Sulitnya Mengakses Pendidikan di Dusun Karangdawa
Oleh: Misjani
Pemerintah sampai saat ini belum bisa mengatasi anak-anak yang putus sekolah, salah satunya di Dusun Karangdawa, Desa Setupatok, Kecamatan Mundu yang terletak di perbatasan Kota dan Kabupaten Cirebon. Jarak antara sekolah dan rumah sangat jauh bagi anak-anak yang ingin melanjutkan sekolah, ditambah tidak ada kendaraan umum.
Dalam hal ini, sepasang suami istri yakni Popon dan Kadi kesulitan untuk menyekolahkan anak pertamanya, Lina ke jenjang SLTP karena faktor ekonomi. Mereka mempunyai empat orang anak yang masih duduk di bangku sekolah dasar dan ada juga yang masih balita.
Popon hanya IRT, kadangkala ia juga menjadi buruh serabutan semingu dua kali. Upah menjadi buruh hanya 50 ribu-60 ribu, hanya cukup buat makan sehari-hari. Sedangkan Kadi, suaminya, berpenghasilan jika ada yang mengunakan jasa pijatnya. Upah sekali pijat 30 ribu hingga 40 ribu. Itu tidak setiap hari, terkadang hanya satu seminggu.
Sebenarnya, Popon dan Kadi ingin anak pertamanya melanjutkan tingkat SMP. Akan tetapi, faktor ekonomi membuat mereka tak berdaya untuk menyekolahkan anaknya. Namun mereka tidak begitu saja lepas tanggungjawab untuk memenuhi hak anaknya belajar.
Kini Lina bersekolah di Sekolah Alam Wangsakerta. Mereka sedikit lega, anak sulungnya bisa melanjutkan belajar, karena sekolah tersebut tidak dipungut biaya.
“saya sendiri sebenernya pengen banget kalo Lina sekolah lagi, tapi ya gimana, enggak punya biaya. Apalagi sekolahnya jauh. Saya sangat mendukung lina sekolah di sana, biar bisa terus belajar,” ucap Popon.

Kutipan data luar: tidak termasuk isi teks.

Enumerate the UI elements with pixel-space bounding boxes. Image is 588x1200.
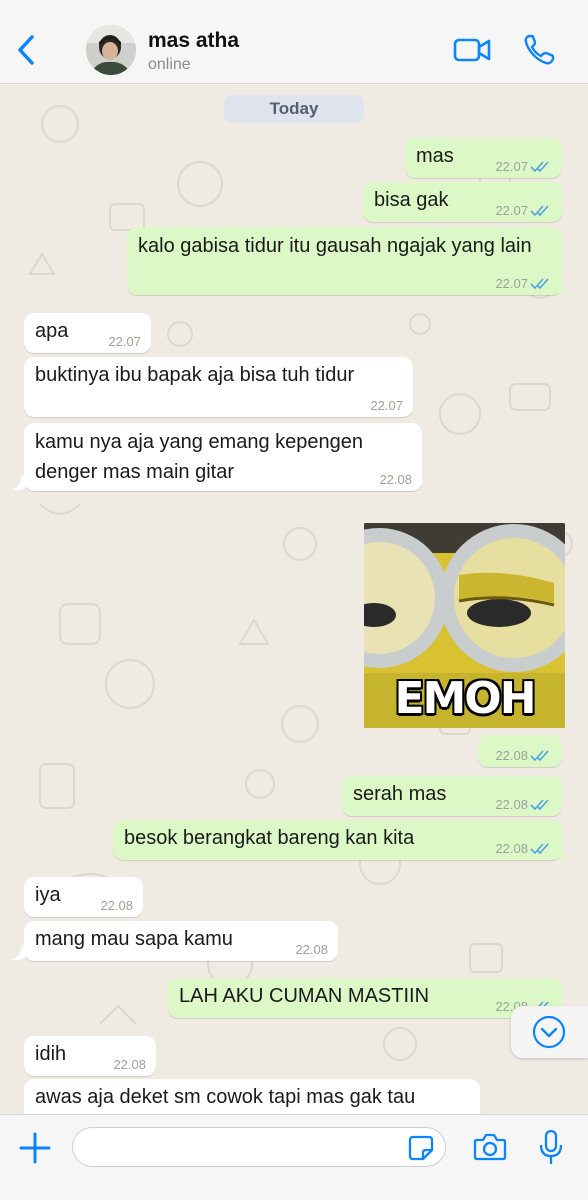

Menurut penelusuran, tidak hanya keluarga Popon saja yang kurang beruntung. Warga Dusun Karangdawa lainnya juga kebanyakan hanya tamatan sekolah dasar. Problemnya pun sama, karena faktor ekonomi .
Mayoritas warga Dusun Karangdawa merupakan buruh pabrik, IRT dan berdagang cobek. Sebagian besar hanya mampu menyekolahkan hingga lulus SMP, selepas itu pergi merantau mengikuti jejak warga setempat.